Step 4: Calculate the coordinates of the point $B$ on the circle: \begin{align} &X_B = X_A + l\cos(\theta + \varphi_0) \\ &Y_B = sX_A + l\sin(\theta + \varphi_0) + b \end{align}

Step 5: Calculate the coordinates of the unit vectors $\vec{n}_A$ and $\vec{n}_B$ at points $A$ and $B$, perpendicular to the line and the circle respectively. For $\vec{n}_A$: \begin{align} &n_{x,A} = \frac{-s}{\sqrt{1+s^2}} \\ &n_{y,A} = \frac{1}{\sqrt{1+s^2}} \end{align} and for $\vec{n}_B$: \begin{align} &n_{x,B} = \frac{X_B - c}{\sqrt{(X_B - c)^2 + Y_B^2}} = \frac{X_B - c}{r}\\ &n_{y,B} = \frac{Y_B}{\sqrt{(X_B - c)^2 + Y_B^2}} = \frac{Y_B}{r} \end{align}

Step 6: Calculate the coordinates of the unit vectors $\vec{t}_A$ and $\vec{t}_B$ at points $A$ and $B$, tangent to the line and the circle respectively. For $\vec{t}_A$: \begin{align} &t_{x,A} = \frac{1}{\sqrt{1+s^2}} \\ &t_{y,A} = \frac{s}{\sqrt{1+s^2}} \end{align} and for $\vec{t}_B$: \begin{align} &t_{x,B} = \frac{Y_B}{\sqrt{(X_B - c)^2 + Y_B^2}} = \frac{Y_B}{r}\\ &t_{y,B} = \frac{c - X_B}{\sqrt{(X_B - c)^2 + Y_B^2}} = \frac{c - X_B}{r} \end{align}

Step 7: Calculate the acceleration of point $B$, by differentiating twice with respect to time $t$ the equation for the coordinates $X_B, \, Y_B$: \begin{align} &A_{x,B} = \frac{d^2X_A}{dt^2} = A_A - l\sin(\theta + \varphi_0)\frac{d^2\theta}{dt^2} - l\cos(\theta + \varphi_0)\left(\frac{d\theta}{dt}\right)^2\\ &A_{y,B} = \frac{d^2Y_A}{dt^2} =s\,A_A + l\cos(\theta + \varphi_0)\frac{d^2\theta}{dt^2} - l\sin(\theta + \varphi_0)\left(\frac{d\theta}{dt}\right)^2 \end{align} Since, up to know, you are either given or have calculated the variables $A_A, \, \theta, \, \frac{d\theta}{dt}, \, \frac{d^2\theta}{dt^2}$, you can plug them in the equations and calculate the coordinates $A_{x,B}, \, A_{y,B}$ of the acceleration vector $\vec{A}_B$ of point $B$. The coordinates of the acceleration vector $\vec{A}_A$ of point $A$ are $A_{A}, \, sA_{A}$.

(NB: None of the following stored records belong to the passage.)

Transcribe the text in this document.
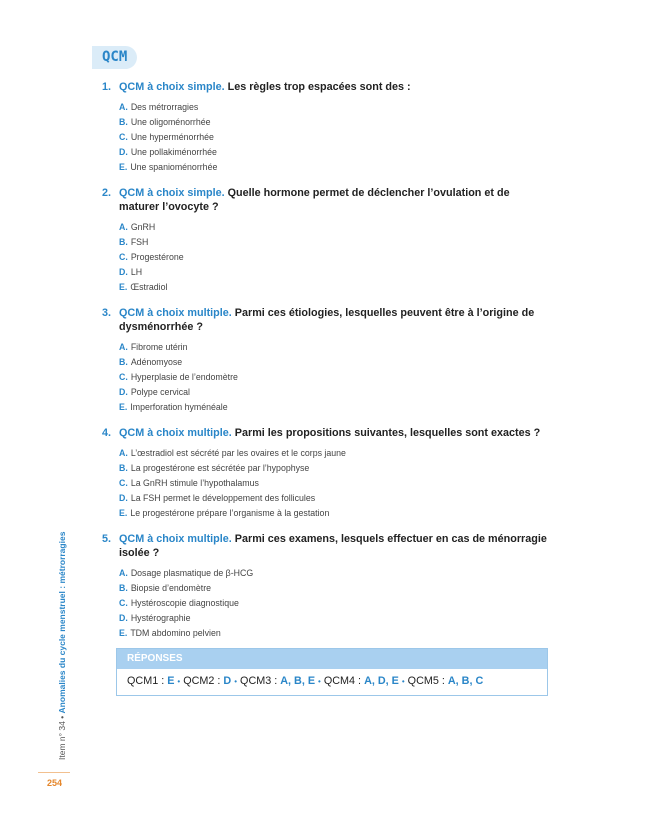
QCM
1. QCM à choix simple. Les règles trop espacées sont des :
A. Des métrorragies
B. Une oligoménorrhée
C. Une hyperménorrhée
D. Une pollakiménorrhée
E. Une spanioménorrhée
2. QCM à choix simple. Quelle hormone permet de déclencher l’ovulation et de maturer l’ovocyte ?
A. GnRH
B. FSH
C. Progestérone
D. LH
E. Œstradiol
3. QCM à choix multiple. Parmi ces étiologies, lesquelles peuvent être à l’origine de dysménorrhée ?
A. Fibrome utérin
B. Adénomyose
C. Hyperplasie de l’endomètre
D. Polype cervical
E. Imperforation hyménéale
4. QCM à choix multiple. Parmi les propositions suivantes, lesquelles sont exactes ?
A. L’œstradiol est sécrété par les ovaires et le corps jaune
B. La progestérone est sécrétée par l’hypophyse
C. La GnRH stimule l’hypothalamus
D. La FSH permet le développement des follicules
E. Le progestérone prépare l’organisme à la gestation
5. QCM à choix multiple. Parmi ces examens, lesquels effectuer en cas de ménorragie isolée ?
A. Dosage plasmatique de β-HCG
B. Biopsie d’endomètre
C. Hystéroscopie diagnostique
D. Hystérographie
E. TDM abdomino pelvien
RÉPONSES
QCM1 : E • QCM2 : D • QCM3 : A, B, E • QCM4 : A, D, E • QCM5 : A, B, C
Item n° 34 • Anomalies du cycle menstruel : métrorragies
254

Step 8: Finally put together the linear system of three scalar equations and three unknown force magnitudes $N_A, \, N_B, \, F_B$: \begin{align} & \left(\frac{ml^2}{12}\right) \, \frac{d^2\theta }{dt^2} \, \hat{k} \, = \, \frac{1}{2} \, \big(l \, \cos(\theta + \varphi_0)\hat{i} + l \, \sin(\theta + \varphi_0)\hat{j}\big) \times \left(\,F_B \vec{t}_B + N_B\vec{n}_B - P_A \vec{t}_A - N_A \vec{n}_A\,\right)\\ &\frac{m}{2} \big(\vec{A}_A + \vec{A}_B\big) = F_B \vec{t}_B + N_B\vec{n}_B + P_A \vec{t}_A + N_A \vec{n}_A \end{align} and since you already know all the other parameters in this system, including $P_A$ which is given, solve for $N_A, \, N_B, \, F_B$. Here $\hat{i}, \, \hat{j}, \, \hat{k}$ are the pairwise orthogonal unit vectors of the inertial coordinate system of the system. The vector $\hat{k}$ is perpendicular to the 2D picture.